"But where in the world should we find a really ingenuous Ingénue?"

"They don't exist any more!" I asserted. "Gone out of style like the Teddy Bear—! Old Ingénues you see, of course, sometimes, sweet and precious and limp—as old Teddy Bears. But a brand new Ingénue—? Don't you remember the awful search we had last year and even then——?"

"Maybe you're right," worried my Husband.
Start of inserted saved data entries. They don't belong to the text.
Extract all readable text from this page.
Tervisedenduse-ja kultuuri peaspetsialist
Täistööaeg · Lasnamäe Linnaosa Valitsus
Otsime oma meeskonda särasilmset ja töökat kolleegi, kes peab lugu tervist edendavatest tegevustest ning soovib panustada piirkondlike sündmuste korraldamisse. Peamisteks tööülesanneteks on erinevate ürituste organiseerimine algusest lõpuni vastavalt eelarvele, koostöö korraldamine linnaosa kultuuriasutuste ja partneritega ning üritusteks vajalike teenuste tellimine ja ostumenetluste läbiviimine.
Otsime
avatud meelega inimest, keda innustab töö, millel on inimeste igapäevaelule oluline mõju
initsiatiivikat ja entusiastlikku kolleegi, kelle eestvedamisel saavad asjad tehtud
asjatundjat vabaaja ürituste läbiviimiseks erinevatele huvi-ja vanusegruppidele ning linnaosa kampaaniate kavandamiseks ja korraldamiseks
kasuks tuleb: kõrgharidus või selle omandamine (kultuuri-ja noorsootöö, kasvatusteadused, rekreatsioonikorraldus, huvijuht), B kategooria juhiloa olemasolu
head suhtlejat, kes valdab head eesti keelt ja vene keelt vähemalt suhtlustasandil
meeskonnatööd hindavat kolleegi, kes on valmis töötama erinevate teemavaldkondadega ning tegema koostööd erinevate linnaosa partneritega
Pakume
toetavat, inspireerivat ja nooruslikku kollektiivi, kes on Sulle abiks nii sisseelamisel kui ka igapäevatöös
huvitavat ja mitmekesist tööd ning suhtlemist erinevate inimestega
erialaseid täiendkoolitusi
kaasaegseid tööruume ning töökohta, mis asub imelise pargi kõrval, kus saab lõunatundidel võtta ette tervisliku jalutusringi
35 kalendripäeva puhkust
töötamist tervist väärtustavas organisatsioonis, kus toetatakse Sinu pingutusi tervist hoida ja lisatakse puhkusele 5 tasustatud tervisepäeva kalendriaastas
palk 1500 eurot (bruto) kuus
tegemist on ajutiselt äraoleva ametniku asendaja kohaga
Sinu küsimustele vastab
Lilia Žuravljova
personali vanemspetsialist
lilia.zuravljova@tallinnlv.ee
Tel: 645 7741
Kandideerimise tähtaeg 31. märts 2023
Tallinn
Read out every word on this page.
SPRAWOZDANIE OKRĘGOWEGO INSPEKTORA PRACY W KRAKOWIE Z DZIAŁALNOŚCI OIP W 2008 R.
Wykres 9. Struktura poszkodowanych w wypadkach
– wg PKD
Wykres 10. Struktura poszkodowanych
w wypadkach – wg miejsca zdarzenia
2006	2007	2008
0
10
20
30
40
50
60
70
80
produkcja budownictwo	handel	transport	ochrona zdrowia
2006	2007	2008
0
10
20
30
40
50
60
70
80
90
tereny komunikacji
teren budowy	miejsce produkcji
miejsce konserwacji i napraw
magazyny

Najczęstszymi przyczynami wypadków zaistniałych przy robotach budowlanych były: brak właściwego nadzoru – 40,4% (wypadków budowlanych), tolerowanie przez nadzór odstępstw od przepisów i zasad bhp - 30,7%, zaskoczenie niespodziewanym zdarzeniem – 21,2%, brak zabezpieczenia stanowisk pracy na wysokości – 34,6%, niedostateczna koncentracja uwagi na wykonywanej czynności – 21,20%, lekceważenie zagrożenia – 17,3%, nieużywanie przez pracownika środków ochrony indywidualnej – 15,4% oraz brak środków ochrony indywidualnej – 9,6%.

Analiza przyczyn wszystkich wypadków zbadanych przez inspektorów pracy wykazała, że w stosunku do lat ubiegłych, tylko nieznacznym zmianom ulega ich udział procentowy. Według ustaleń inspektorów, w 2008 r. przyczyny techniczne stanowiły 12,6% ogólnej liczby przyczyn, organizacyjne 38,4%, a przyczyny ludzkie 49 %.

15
And then the horrid attack of neuralgia descended on poor Mr. Husband so suddenly, so acutely, that we didn't worry at all about anything else for days! And even when that worry was over, instead of starting off gaily together for the Carolinas as we had intended, to search through steam-heated corridors, and green velvet golfways, and jessamine scented lanes, for the May Girl, my poor Husband had to dally at home instead, in a very cold, slushy and disagreeable city, to be X-rayed, tooth-pulled, ear-stabbed, and every thing but Bertilloned, while I, for certain business reason, went on ahead to meet the Spring.

But even at parting it was the dramatic anxiety that worried my Husband most.

"Now, don't you dare do a thing this time," he warned me, "until I come! Look around all you want to! Get acquainted! Size things up! But if ever two people needed to work together in a matter it's in this question of choosing a May Girl!"

Whereupon in an impulse quite as amazing to himself as to me— he went ahead and chose the May Girl all by himself!

Before I had been in the Carolinas three days the telegram came.

"Have found May Girl. Success beyond wildest dreams. Doubles with Singing Voice. Absolute miracle. Explanations."

Himself and the explanations arrived a week later. Himself, poor dear, was rather depleted. But the explanations were full enough to have pleased anybody.